Tuesday at Haneda airport in Tokyo, a collision between a coast guard aircraft and a Japan Airlines A350 ignited on the runway of the latter. Fortunately, all 379 passengers aboard the aircraft managed to escape unscathed.
Breaking: Following reports of an accident at Tokyo Haneda airport involving a Japan Airlines Airbus A350-900 on fire after and a suspected collision with a coast guard aircraft. pic.twitter.com/VjVyJNFufK
— Alex Macheras (@AlexInAir) January 2, 2024
According to Reuters, five of the six staff members on the coast guard aircraft perished, and seventeen passengers of Japan Airlines were injured.
The coast guard informed Reuters that the aircraft was en route to the western coast of the island nation to aid in relief efforts following Monday’s significant earthquake in that region.
BREAKING: Japan Airlines aircraft collided with coast guard plane causing fire. Passengers spotted escaping from burning plane
— Insider Paper (@TheInsiderPaper) January 2, 2024
“A transport ministry official told a press briefing the JAL plane was attempting to land normally when it collided with the coast guard’s Bombardier-built Dash-8 maritime patrol plane on the runway,” Reuters reported.
A specialist in aviation safety referred to the absence of civilian casualties as a “miracle.”
“The cabin crew must have done an excellent job. There don’t seem to be any carry-ons. It was a miracle that all the passengers got off,” Paul Hayes, director of air safety at UK-based aviation consultancy Ascend by Cirium, told Reuters.

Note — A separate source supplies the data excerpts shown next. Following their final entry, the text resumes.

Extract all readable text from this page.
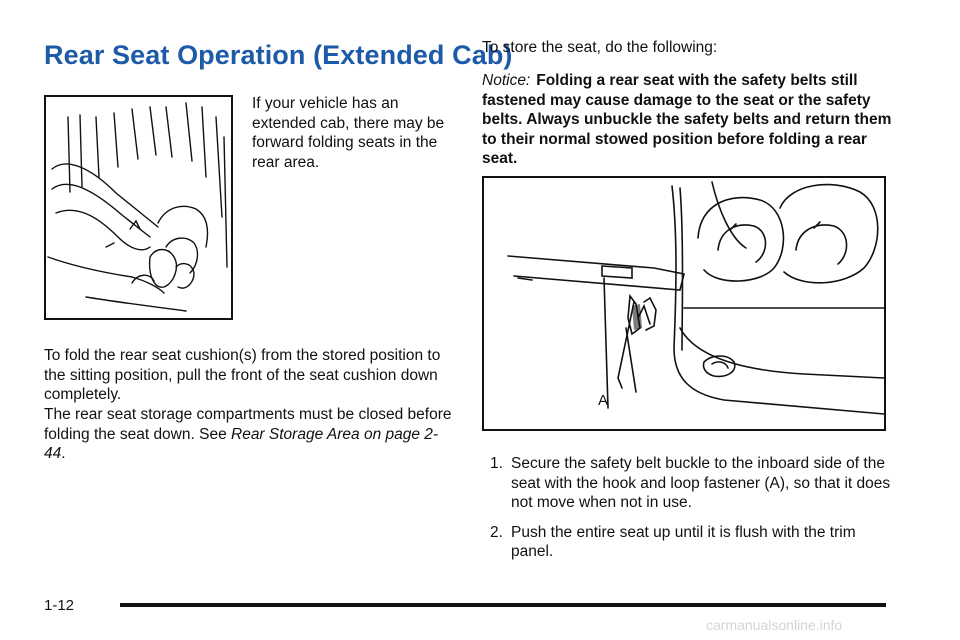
Rear Seat Operation (Extended Cab)
If your vehicle has an extended cab, there may be forward folding seats in the rear area.
To fold the rear seat cushion(s) from the stored position to the sitting position, pull the front of the seat cushion down completely.
The rear seat storage compartments must be closed before folding the seat down. See Rear Storage Area on page 2-44.
To store the seat, do the following:
Notice: Folding a rear seat with the safety belts still fastened may cause damage to the seat or the safety belts. Always unbuckle the safety belts and return them to their normal stowed position before folding a rear seat.
A
1. Secure the safety belt buckle to the inboard side of the seat with the hook and loop fastener (A), so that it does not move when not in use.
2. Push the entire seat up until it is flush with the trim panel.
1-12
carmanualsonline.info
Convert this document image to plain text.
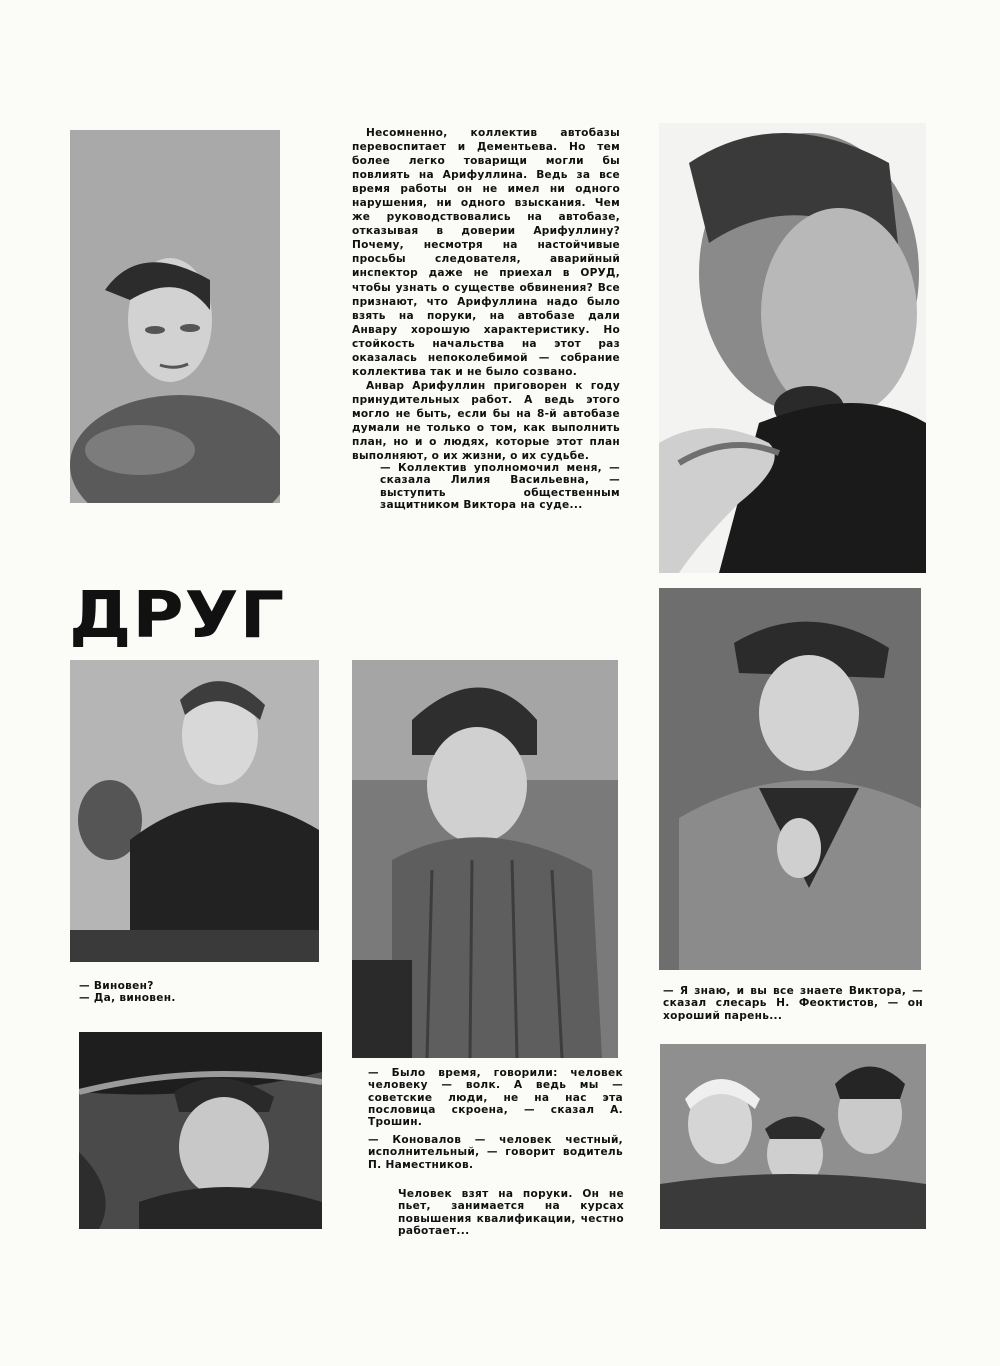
Несомненно, коллектив автобазы перевоспитает и Дементьева. Но тем более легко товарищи могли бы повлиять на Арифуллина. Ведь за все время работы он не имел ни одного нарушения, ни одного взыскания. Чем же руководствовались на автобазе, отказывая в доверии Арифуллину? Почему, несмотря на настойчивые просьбы следователя, аварийный инспектор даже не приехал в ОРУД, чтобы узнать о существе обвинения? Все признают, что Арифуллина надо было взять на поруки, на автобазе дали Анвару хорошую характеристику. Но стойкость начальства на этот раз оказалась непоколебимой — собрание коллектива так и не было созвано.

Анвар Арифуллин приговорен к году принудительных работ. А ведь этого могло не быть, если бы на 8-й автобазе думали не только о том, как выполнить план, но и о людях, которые этот план выполняют, о их жизни, о их судьбе.

— Коллектив уполномочил меня, — сказала Лилия Васильевна, — выступить общественным защитником Виктора на суде...
ДРУГ
— Виновен?
— Да, виновен.
— Было время, говорили: человек человеку — волк. А ведь мы — советские люди, не на нас эта пословица скроена, — сказал А. Трошин.
— Коновалов — человек честный, исполнительный, — говорит водитель П. Наместников.
Человек взят на поруки. Он не пьет, занимается на курсах повышения квалификации, честно работает...
— Я знаю, и вы все знаете Виктора, — сказал слесарь Н. Феоктистов, — он хороший парень...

“I felt a boom like we had hit something and jerked upward the moment we landed,” one passenger on the Japan Airlines flight told the Kyodo news agency, according to Reuters.
“I saw sparks outside the window and the cabin filled with gas and smoke,” the passenger added.
🚨All that remains of Japan Air Flight 516 after it burst into flames at Tokyo's Haneda Airport.
It is a miracle anyone survived.
— Mario Nawfal (@MarioNawfal) January 2, 2024
Regarding the deceased coast guard members, Japan’s Transport Minister Tetsuo Saito told Reuters, “This is a great regret as the crew members performed their duties with a strong sense of mission and responsibility for the victims of the disaster area.”
Officials were working to ensure that aid continued to flow to the earthquake-devastated region, he added, despite the Haneda airport being closed for several hours after the collision.
Subsequent reports indicated that all three runways at the airport were operational, while investigators persisted in their inquiry into the collision’s cause.